Les avantages du vélo à assistance électrique sont nombreux. C'est tout d'abord un moyen de transport accessible à tous,
pas besoin d'être un sportif pour se déplacer en VAE ! Utilitaire ou
pour les loisirs, le vélo électrique est parfait pour des déplacements
courts ou moyens, dont l'assistance peut être adaptée suivant la forme
physique du cycliste, le type de terrain... Cela permet aussi d'aller
travailler, faire ses courses ou autre sans arriver essoufflé et
transpirant ! D'ailleurs la pratique régulière du vélo est bénéfique pour la santé,
en particulier pour les personnes n'ayant pas l'habitude de faire des
efforts physiques, le vélo électrique est un très bon moyen d'exercer
une activité physique sans pour autant trop forcer. Des études ont
démontré que le VAE permettait d'améliorer son endurance et sa condition physique en général même avec de petits efforts.
S'il est pratique, le vélo électrique est également écologique,
il peut en effet être une très bonne alternative à la voiture. Bien
qu'un VAE soit plus cher à l'achat qu'un vélo traditionnel, par rapport
à une voiture il permet de réaliser d'importantes économies (achat,
essence, entretien...), d'autant qu'il sera bien plus pratique pour
éviter les embouteillages en ville. Le Vélo à Assistance Electrique
est donc un formidable moyen de transport, à la fois écologique,
économique, bon pour la forme et la santé, accessible à toute personne
quelle que soit sa condition physique... Une alternative à la voiture, bonne pour nous et bonne pour la planète !
Un
ensemble technique comportant un moteur électrique offre aux cyclistes
une aide dans leurs déplacements en prenant en charge une partie de
l'effort à fournir. Dans tous les cas, ces vélos font l'objet d'une
certification afin d'être classés dans la catégorie cycle et non
cyclomoteur (catégorie nécessitant le port d'un casque et la prise
d'une assurance particulière). Cette certification impose dans la
conception 3 contraintes :
Arrêt du moteur dès que le cycliste arrête de pédaler ou freine,
Arrêt du moteur lorsque la vitesse atteint la valeur limite de 25 Km/h,
Puissance maxi de la motorisation 250W.
Définition
du produit selon la directive européenne 2002/24/CE : "cycles à
pédalage assisté, équipés d'un moteur auxiliaire électrique d'une
puissance nominale continue maximale de 0,25 kilowatt dont
l'alimentation est réduite progressivement et finalement interrompue
lorsque le véhicule atteint une vitesse de 25 km/h, ou plus tôt, si le
cycliste arrête de pédaler".
Dans la grand majorité des cas, les systèmes d'assistances au pédalage s'adaptent sur une architecture de vélo classique.

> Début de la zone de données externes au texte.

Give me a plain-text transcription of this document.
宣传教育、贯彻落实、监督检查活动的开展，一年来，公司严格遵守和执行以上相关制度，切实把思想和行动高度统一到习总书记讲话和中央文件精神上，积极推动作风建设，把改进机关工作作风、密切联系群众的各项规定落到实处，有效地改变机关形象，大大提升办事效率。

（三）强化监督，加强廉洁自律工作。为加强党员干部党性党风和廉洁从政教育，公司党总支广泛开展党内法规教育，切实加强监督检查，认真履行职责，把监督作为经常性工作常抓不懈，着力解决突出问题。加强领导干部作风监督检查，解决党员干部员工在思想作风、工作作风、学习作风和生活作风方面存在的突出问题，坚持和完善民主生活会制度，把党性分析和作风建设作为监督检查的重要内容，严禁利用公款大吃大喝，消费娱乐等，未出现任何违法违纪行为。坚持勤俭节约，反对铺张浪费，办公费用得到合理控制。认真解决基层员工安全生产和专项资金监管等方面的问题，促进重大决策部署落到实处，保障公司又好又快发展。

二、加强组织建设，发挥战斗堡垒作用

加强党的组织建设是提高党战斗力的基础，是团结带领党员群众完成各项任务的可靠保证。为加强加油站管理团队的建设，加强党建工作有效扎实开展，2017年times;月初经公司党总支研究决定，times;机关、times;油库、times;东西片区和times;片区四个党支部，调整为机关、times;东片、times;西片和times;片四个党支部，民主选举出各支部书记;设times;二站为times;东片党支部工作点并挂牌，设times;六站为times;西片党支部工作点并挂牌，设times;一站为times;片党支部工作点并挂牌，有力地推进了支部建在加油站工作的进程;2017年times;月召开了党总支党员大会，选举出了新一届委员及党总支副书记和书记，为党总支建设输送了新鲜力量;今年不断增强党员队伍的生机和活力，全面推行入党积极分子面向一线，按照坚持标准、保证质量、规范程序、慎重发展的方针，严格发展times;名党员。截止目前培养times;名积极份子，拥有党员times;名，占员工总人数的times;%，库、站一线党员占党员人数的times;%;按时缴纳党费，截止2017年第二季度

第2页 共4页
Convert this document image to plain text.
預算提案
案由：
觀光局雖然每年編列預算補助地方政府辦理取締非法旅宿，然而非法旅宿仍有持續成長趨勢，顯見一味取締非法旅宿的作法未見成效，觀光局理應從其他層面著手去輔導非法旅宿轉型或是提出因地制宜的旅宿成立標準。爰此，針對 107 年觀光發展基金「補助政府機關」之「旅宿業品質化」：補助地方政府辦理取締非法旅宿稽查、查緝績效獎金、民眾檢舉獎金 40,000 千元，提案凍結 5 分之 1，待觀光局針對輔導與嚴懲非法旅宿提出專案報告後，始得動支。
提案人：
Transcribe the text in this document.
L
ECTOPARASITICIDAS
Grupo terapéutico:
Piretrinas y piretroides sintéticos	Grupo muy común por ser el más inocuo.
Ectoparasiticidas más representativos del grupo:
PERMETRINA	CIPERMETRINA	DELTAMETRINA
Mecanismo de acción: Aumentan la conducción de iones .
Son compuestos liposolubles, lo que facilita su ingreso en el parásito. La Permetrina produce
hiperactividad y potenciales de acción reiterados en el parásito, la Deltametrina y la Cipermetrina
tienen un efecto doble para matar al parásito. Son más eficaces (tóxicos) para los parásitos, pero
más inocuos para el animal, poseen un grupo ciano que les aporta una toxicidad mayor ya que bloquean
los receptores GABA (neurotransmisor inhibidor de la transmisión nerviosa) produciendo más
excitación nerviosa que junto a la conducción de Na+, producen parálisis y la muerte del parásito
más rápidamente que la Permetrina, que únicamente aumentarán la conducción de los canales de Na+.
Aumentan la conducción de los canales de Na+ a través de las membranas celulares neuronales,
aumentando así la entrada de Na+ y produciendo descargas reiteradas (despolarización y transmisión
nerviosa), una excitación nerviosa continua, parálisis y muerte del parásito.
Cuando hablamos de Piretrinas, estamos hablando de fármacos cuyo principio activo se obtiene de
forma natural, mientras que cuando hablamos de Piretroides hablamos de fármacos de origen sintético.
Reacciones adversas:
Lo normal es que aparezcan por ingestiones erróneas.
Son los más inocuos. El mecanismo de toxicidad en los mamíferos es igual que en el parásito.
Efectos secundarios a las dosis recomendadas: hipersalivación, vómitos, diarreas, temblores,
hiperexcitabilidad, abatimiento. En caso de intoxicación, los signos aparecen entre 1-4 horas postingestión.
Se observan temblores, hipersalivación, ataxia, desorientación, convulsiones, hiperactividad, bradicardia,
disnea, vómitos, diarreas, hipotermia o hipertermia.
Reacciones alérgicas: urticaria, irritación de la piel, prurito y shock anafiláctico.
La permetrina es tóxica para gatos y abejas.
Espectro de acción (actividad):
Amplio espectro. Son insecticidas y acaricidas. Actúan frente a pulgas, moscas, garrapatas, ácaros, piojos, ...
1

L'aide au pédalage varie entre 0 et 50% de la valeur totale de l'effort à fournir en fonction des conditions d'utilisation :
le mécanisme n'agit pas en permanence. Il agit uniquement lorsque
le cycliste pédale et que la vitesse du vélo est inférieure à 24 km/h,
l'effort de pédalage exercé par le cycliste augmente, ce qui peut se
produire au démarrage ou en phase d'accélération, dans les montées ou
sur le plat par vent de face.
l'aide au
pédalage n'est pas constante en intensité : en effet, elle est fonction
de l'effort de pédalage. Ainsi, plus l'effort de pédalage exercé par le
cycliste est important, plus l'assistance augmente, jusqu'à une valeur
maximale. L'assistance cesse donc automatiquement lorsque le cycliste
arrête de pédaler.
On peut résumer son fonctionnement par le graphique suivant :
Figure 2 : Les différentes phases d'action du système d'aide au pédalage
Dans le cadre de ce dossier, l'architecture de différents VAE sera analysée :
ensemble motorisation placé au niveau de l'axe du pédalier :
ensemble motorisation placé au niveau du moyeu arrière
Les systèmes à assistance électrique s'adaptent sur une architecture d'un vélo classique.
Figure 3 : Synoptique de l'architecture d'un vélo classique sans assistance au pédalage
Tout système d'assistance au pédalage se compose :
d'une chaîne de contrôle et de traitement des informations munie généralement d'un microcontrôleur,
d'une chaîne de transmission de puissance assurant l'assistance et
munie d'un moteur électrique à courant continu et d'un système
d'adaptation de mouvements.
Figure 4 : Synoptique de l'architecture du système d'assistance au pédalage
Quelque soit le système, l'assistance au pédalage vient se greffer en parallèle sur une architecture de vélo classique.
Les différences entre les différents modèles concernent :
l'implantation des points de mesure de vitesse et de l'effort exercé,
l'implantation du groupe moto réducteur : axe du pédalier ou moyeu arrière,
les technologies employées : moteur, adaptateur, capteur, batterie.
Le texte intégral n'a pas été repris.